La Corte costituzionale, con la sentenza n. 144 del 2024, pubblicata ieri, ha dichiarato non fondate, in relazione agli artt. 3, 41 e 117, comma 1, della Costituzione, le questioni di legittimità costituzionale dell’art. 35, comma 3, del D.lgs. 9 luglio 1997, n. 241, sollevate dal Consiglio di Stato nell’ambito di un giudizio introdotto dall’Associazione nazionale tributaristi LAPET e da una sua iscritta, alla quale l’Agenzia delle entrate ha negato l’abilitazione al rilascio del visto di conformità sulle dichiarazioni dei redditi e dell’IVA, inviate dalla stessa all’Amministrazione finanziaria.
La disposizione era stata censurata dal Giudice rimettente nella parte in cui individua i soggetti abilitati al rilascio del visto di conformità sulle dichiarazioni dei redditi e dell’IVA nell’elenco di professionisti contenuto nelle sole lettere a) e b) del comma 3 dell’art. 3 del D.P.R. n. 322 del 1998, ossia «gli iscritti negli albi dei dottori commercialisti, dei ragionieri e dei periti commerciali e dei consulenti del lavoro» (lettera a) e «i soggetti iscritti alla data del 30 settembre 1993 nei ruoli di periti ed esperti tenuti dalle camere di commercio, industria, artigianato e agricoltura per la sub-categoria tributi, in possesso di diploma di laurea in giurisprudenza o in economia e commercio o equipollenti o diploma di ragioneria» (lettera b), e non li individua anche «negli altri soggetti indicati dallo stesso comma 3 e, in particolare, in quelli di cui alla lett. e), ossia «gli altri incaricati individuati con decreto del Ministro dell’economia e delle finanze».

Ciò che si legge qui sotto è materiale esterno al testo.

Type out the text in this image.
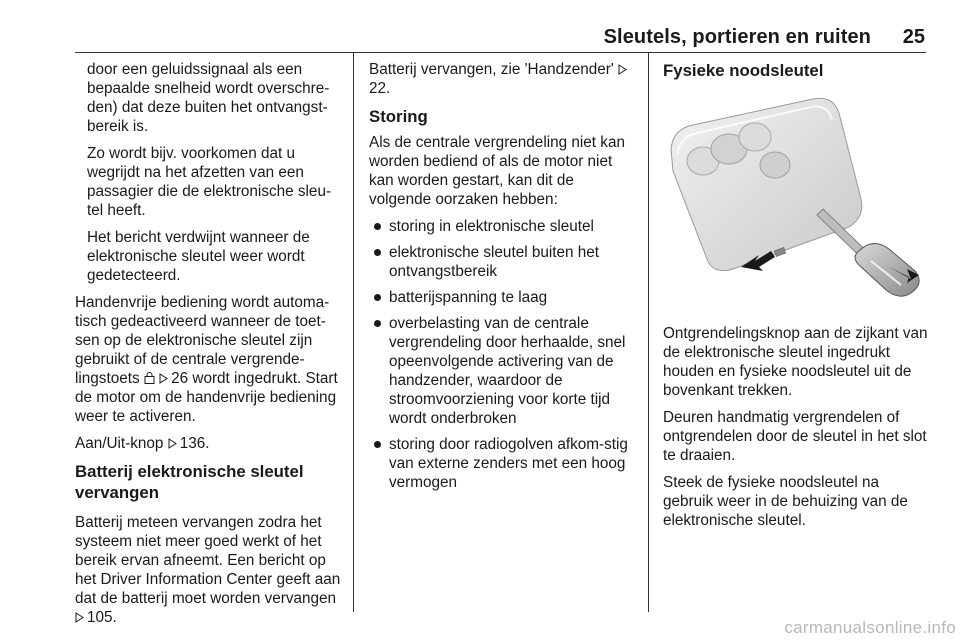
Sleutels, portieren en ruiten 25

door een geluidssignaal als een bepaalde snelheid wordt overschre-den) dat deze buiten het ontvangst-bereik is.

Zo wordt bijv. voorkomen dat u wegrijdt na het afzetten van een passagier die de elektronische sleu-tel heeft.

Het bericht verdwijnt wanneer de elektronische sleutel weer wordt gedetecteerd.

Handenvrije bediening wordt automa-tisch gedeactiveerd wanneer de toet-sen op de elektronische sleutel zijn gebruikt of de centrale vergrende-lingstoets  26 wordt ingedrukt. Start de motor om de handenvrije bediening weer te activeren.

Aan/Uit-knop 136.

Batterij elektronische sleutel vervangen

Batterij meteen vervangen zodra het systeem niet meer goed werkt of het bereik ervan afneemt. Een bericht op het Driver Information Center geeft aan dat de batterij moet worden vervangen 105.

Batterij vervangen, zie 'Handzender' 22.

Storing

Als de centrale vergrendeling niet kan worden bediend of als de motor niet kan worden gestart, kan dit de volgende oorzaken hebben:

storing in elektronische sleutel
elektronische sleutel buiten het ontvangstbereik
batterijspanning te laag
overbelasting van de centrale vergrendeling door herhaalde, snel opeenvolgende activering van de handzender, waardoor de stroomvoorziening voor korte tijd wordt onderbroken
storing door radiogolven afkom-stig van externe zenders met een hoog vermogen
Fysieke noodsleutel

Ontgrendelingsknop aan de zijkant van de elektronische sleutel ingedrukt houden en fysieke noodsleutel uit de bovenkant trekken.

Deuren handmatig vergrendelen of ontgrendelen door de sleutel in het slot te draaien.

Steek de fysieke noodsleutel na gebruik weer in de behuizing van de elektronische sleutel.

carmanualsonline.info
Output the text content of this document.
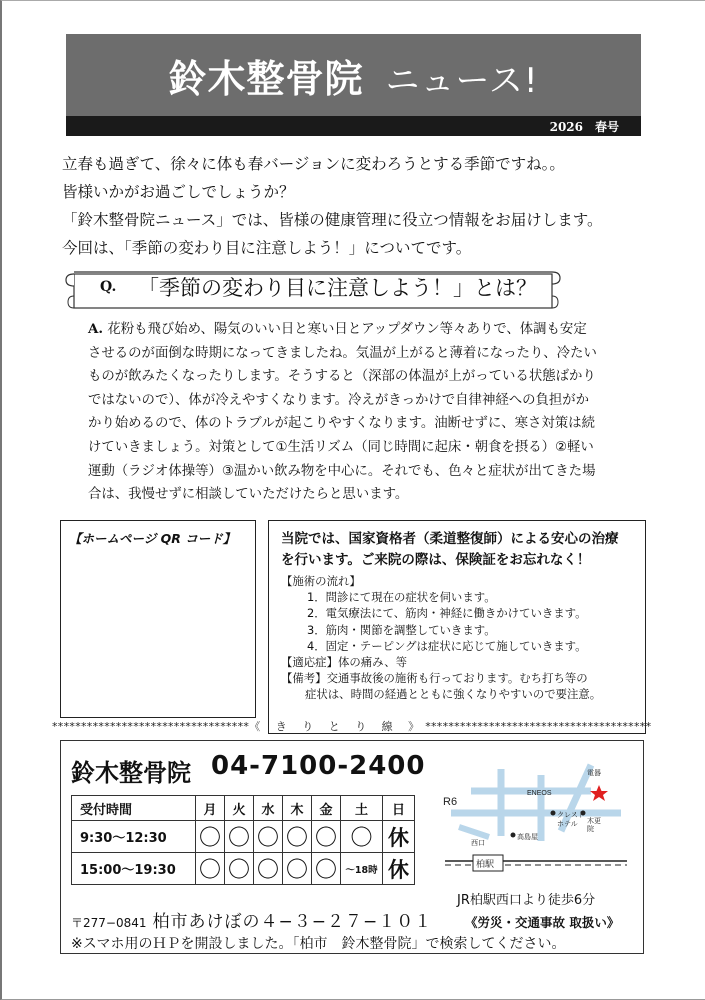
鈴木整骨院 ニュース!
2026　春号

立春も過ぎて、徐々に体も春バージョンに変わろうとする季節ですね。。

皆様いかがお過ごしでしょうか？

「鈴木整骨院ニュース」では、皆様の健康管理に役立つ情報をお届けします。

今回は、「季節の変わり目に注意しよう！」についてです。

Q. 「季節の変わり目に注意しよう！」とは？

A. 花粉も飛び始め、陽気のいい日と寒い日とアップダウン等々ありで、体調も安定

させるのが面倒な時期になってきましたね。気温が上がると薄着になったり、冷たい

ものが飲みたくなったりします。そうすると（深部の体温が上がっている状態ばかり

ではないので）、体が冷えやすくなります。冷えがきっかけで自律神経への負担がか

かり始めるので、体のトラブルが起こりやすくなります。油断せずに、寒さ対策は続

けていきましょう。対策として①生活リズム（同じ時間に起床・朝食を摂る）②軽い

運動（ラジオ体操等）③温かい飲み物を中心に。それでも、色々と症状が出てきた場

合は、我慢せずに相談していただけたらと思います。

【ホームページ QR コード】	当院では、国家資格者（柔道整復師）による安心の治療
を行います。ご来院の際は、保険証をお忘れなく！
【施術の流れ】
1．問診にて現在の症状を伺います。
2．電気療法にて、筋肉・神経に働きかけていきます。
3．筋肉・関節を調整していきます。
4．固定・テーピングは症状に応じて施していきます。
【適応症】体の痛み、等
【備考】交通事故後の施術も行っております。むち打ち等の
症状は、時間の経過とともに強くなりやすいので要注意。
**********************************《 き り と り 線 》***************************************
鈴木整骨院 04-7100-2400
受付時間	月	火	水	木	金	土	日
9:30～12:30	〇	〇	〇	〇	〇	〇	休
15:00～19:30	〇	〇	〇	〇	〇	～18時	休
R6
電器
ENEOS
クレスト
ホテル 木更
院
西口
高島屋
柏駅
JR柏駅西口より徒歩6分
〒277−0841 柏市あけぼの４−３−２７−１０１	《労災・交通事故 取扱い》
※スマホ用のＨＰを開設しました。「柏市　鈴木整骨院」で検索してください。
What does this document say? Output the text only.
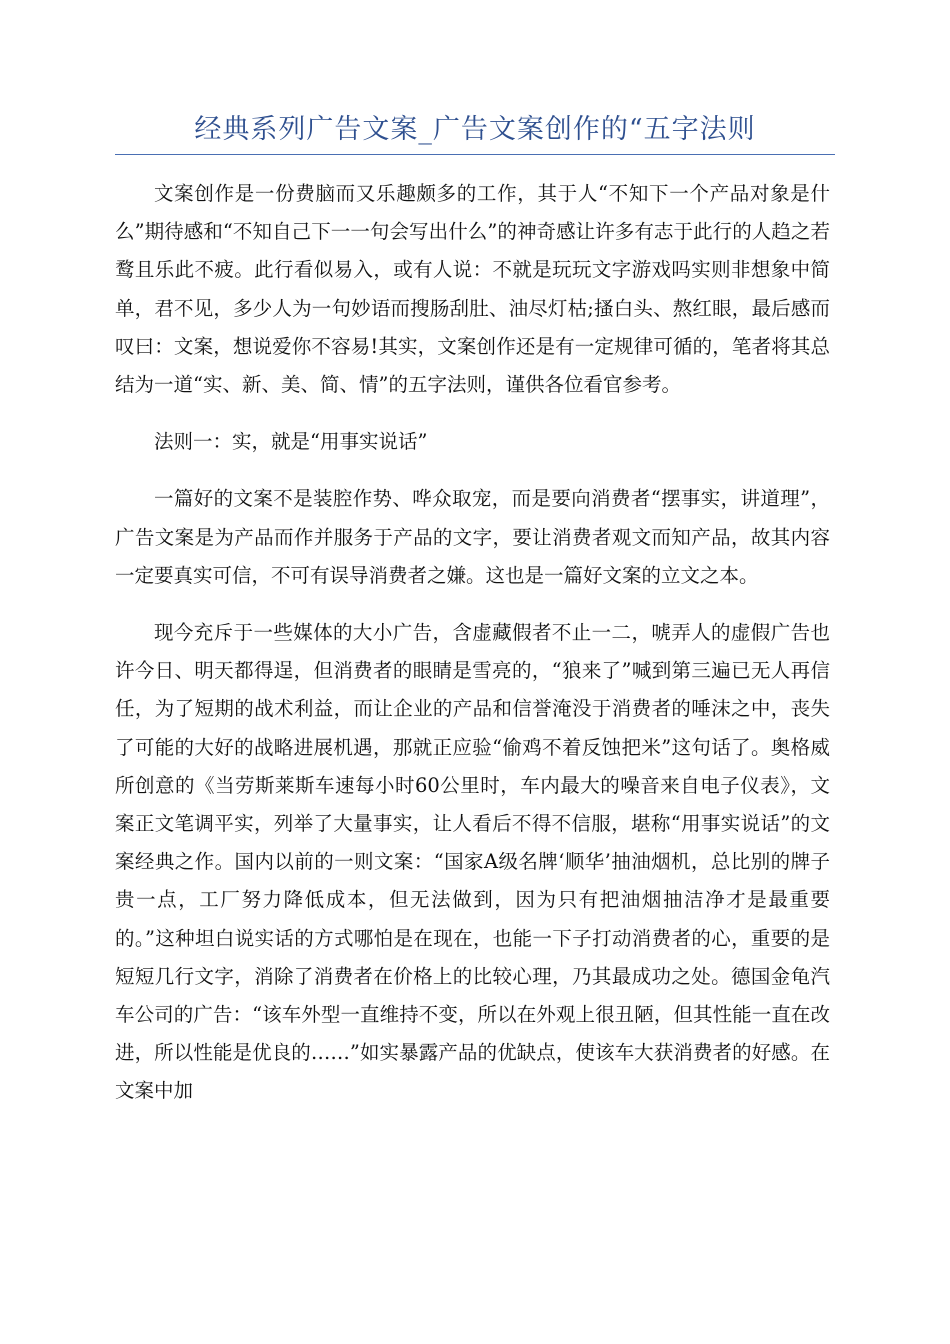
经典系列广告文案_广告文案创作的“五字法则

文案创作是一份费脑而又乐趣颇多的工作，其于人“不知下一个产品对象是什么”期待感和“不知自己下一一句会写出什么”的神奇感让许多有志于此行的人趋之若鹜且乐此不疲。此行看似易入，或有人说：不就是玩玩文字游戏吗实则非想象中简单，君不见，多少人为一句妙语而搜肠刮肚、油尽灯枯;搔白头、熬红眼，最后感而叹曰：文案，想说爱你不容易!其实，文案创作还是有一定规律可循的，笔者将其总结为一道“实、新、美、简、情”的五字法则，谨供各位看官参考。

法则一：实，就是“用事实说话”

一篇好的文案不是装腔作势、哗众取宠，而是要向消费者“摆事实，讲道理”，广告文案是为产品而作并服务于产品的文字，要让消费者观文而知产品，故其内容一定要真实可信，不可有误导消费者之嫌。这也是一篇好文案的立文之本。

现今充斥于一些媒体的大小广告，含虚藏假者不止一二，唬弄人的虚假广告也许今日、明天都得逞，但消费者的眼睛是雪亮的，“狼来了”喊到第三遍已无人再信任，为了短期的战术利益，而让企业的产品和信誉淹没于消费者的唾沫之中，丧失了可能的大好的战略进展机遇，那就正应验“偷鸡不着反蚀把米”这句话了。奥格威所创意的《当劳斯莱斯车速每小时60公里时，车内最大的噪音来自电子仪表》，文案正文笔调平实，列举了大量事实，让人看后不得不信服，堪称“用事实说话”的文案经典之作。国内以前的一则文案：“国家A级名牌‘顺华’抽油烟机，总比别的牌子贵一点，工厂努力降低成本，但无法做到，因为只有把油烟抽洁净才是最重要的。”这种坦白说实话的方式哪怕是在现在，也能一下子打动消费者的心，重要的是短短几行文字，消除了消费者在价格上的比较心理，乃其最成功之处。德国金龟汽车公司的广告：“该车外型一直维持不变，所以在外观上很丑陋，但其性能一直在改进，所以性能是优良的……”如实暴露产品的优缺点，使该车大获消费者的好感。在文案中加
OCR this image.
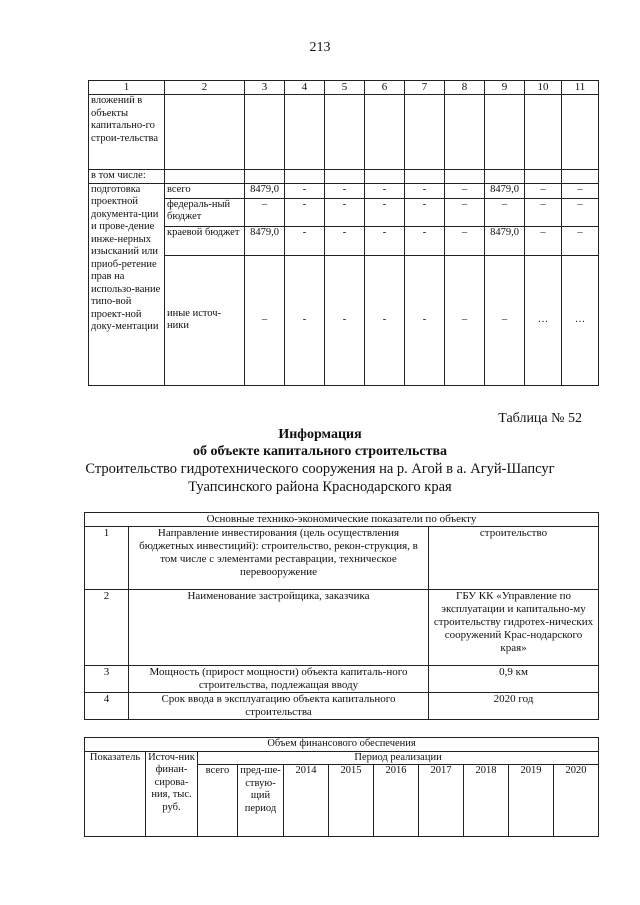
213
1	2	3	4	5	6	7	8	9	10	11
вложений в объекты капитально-го строи-тельства										
в том числе:										
подготовка проектной документа-ции и прове-дение инже-нерных изысканий или приоб-ретение прав на использо-вание типо-вой проект-ной доку-ментации	всего	8479,0	-	-	-	-	–	8479,0	–	–
	федераль-ный бюджет	–	-	-	-	-	–	–	–	–
	краевой бюджет	8479,0	-	-	-	-	–	8479,0	–	–
	иные источ-ники	–	-	-	-	-	–	–	…	…
Таблица № 52
Информация
об объекте капитального строительства
Строительство гидротехнического сооружения на р. Агой в а. Агуй-Шапсуг
Туапсинского района Краснодарского края
Основные технико-экономические показатели по объекту		
1	Направление инвестирования (цель осуществления бюджетных инвестиций): строительство, рекон-струкция, в том числе с элементами реставрации, техническое перевооружение	строительство
2	Наименование застройщика, заказчика	ГБУ КК «Управление по эксплуатации и капитально-му строительству гидротех-нических сооружений Крас-нодарского края»
3	Мощность (прирост мощности) объекта капиталь-ного строительства, подлежащая вводу	0,9 км
4	Срок ввода в эксплуатацию объекта капитального строительства	2020 год
Объем финансового обеспечения										
Показатель	Источ-ник финан-сирова-ния, тыс. руб.	Период реализации								
		всего	пред-ше-ствую-щий период	2014	2015	2016	2017	2018	2019	2020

Ebbene, la decisione della Consulta è stata salutata con favore dalla categoria dei commercialisti.
Attraverso un comunicato stampa il presidente Elbano de Nuccio ha evidenziato come il C.N.D.C.E.C. abbia difeso il ruolo dei propri iscritti e le prerogative delle professioni ordinistiche.
«Nella sentenza» - commenta de Nuccio - «si osserva che nessuna equiparazione è praticabile tra professionisti appartenenti al sistema ordinistico e coloro che non sono organizzati in ordini o collegi dal momento che la legge n. 4 del 2013 ribadisce il divieto per i professionisti non organizzati, anche se iscritti alle associazioni, di svolgere un’attività riservata dalla legge a specifiche categorie di soggetti. Gli ordini professionali, infatti, sono configurati come “enti pubblici ad appartenenza necessaria” e la loro istituzione e disciplina risponde all’esigenza di tutelare un rilevante interesse pubblico la cui unitaria salvaguardia richiede che sia lo Stato a prevedere specifici requisiti di accesso, affidando loro il compito di curare la tenuta degli albi nonché di controllare il possesso e la permanenza dei requisiti in capo a coloro che sono già iscritti o che aspirino ad iscriversi al fine di garantire il corretto esercizio della professione a tutela dell’affidamento della collettività».
«Si tratta» – continua de Nuccio – «di organismi associativi a partecipazione obbligatoria cui il legislatore statale ha affidato poteri, funzioni e prerogative, sottoposti a vigilanza da parte di organi dello Stato-apparato, tutti preordinati alla tutela di pregnanti interessi di rilievo costituzionale, connessi all’esercizio di attività professionali».
«Tali poteri, funzioni e prerogative sono dunque più estesi ed effettivi di quelli esercitati dalle associazioni previste dalla legge n. 4 del 2013» – spiega il presidente dei commercialisti italiani –, «in quanto sottoposti a diretta vigilanza da parte di organi statali e corredati da incisive potestà disciplinari nei confronti degli iscritti, che possono determinare, tra l’altro, la sospensione o la radiazione, con conseguente impossibilità (temporanea o definitiva) di esercitare legittimamente la professione, e quindi tutte le attività per cui è richiesta l’iscrizione all’albo. A ciò va aggiunto che il legittimo accesso agli albi presuppone il superamento di un apposito esame di Stato diretto alla verifica dei requisiti necessari per l’esercizio della professione, non previsto per l’iscrizione alle citate associazioni».
«Il Consiglio nazionale dei commercialisti» – conclude de Nuccio – «ha difeso strenuamente il ruolo dei propri iscritti e quindi la funzione e le prerogative delle professioni ordinistiche, che non possono essere confuse e in alcun modo equiparate a quelle di associazioni a carattere professionale».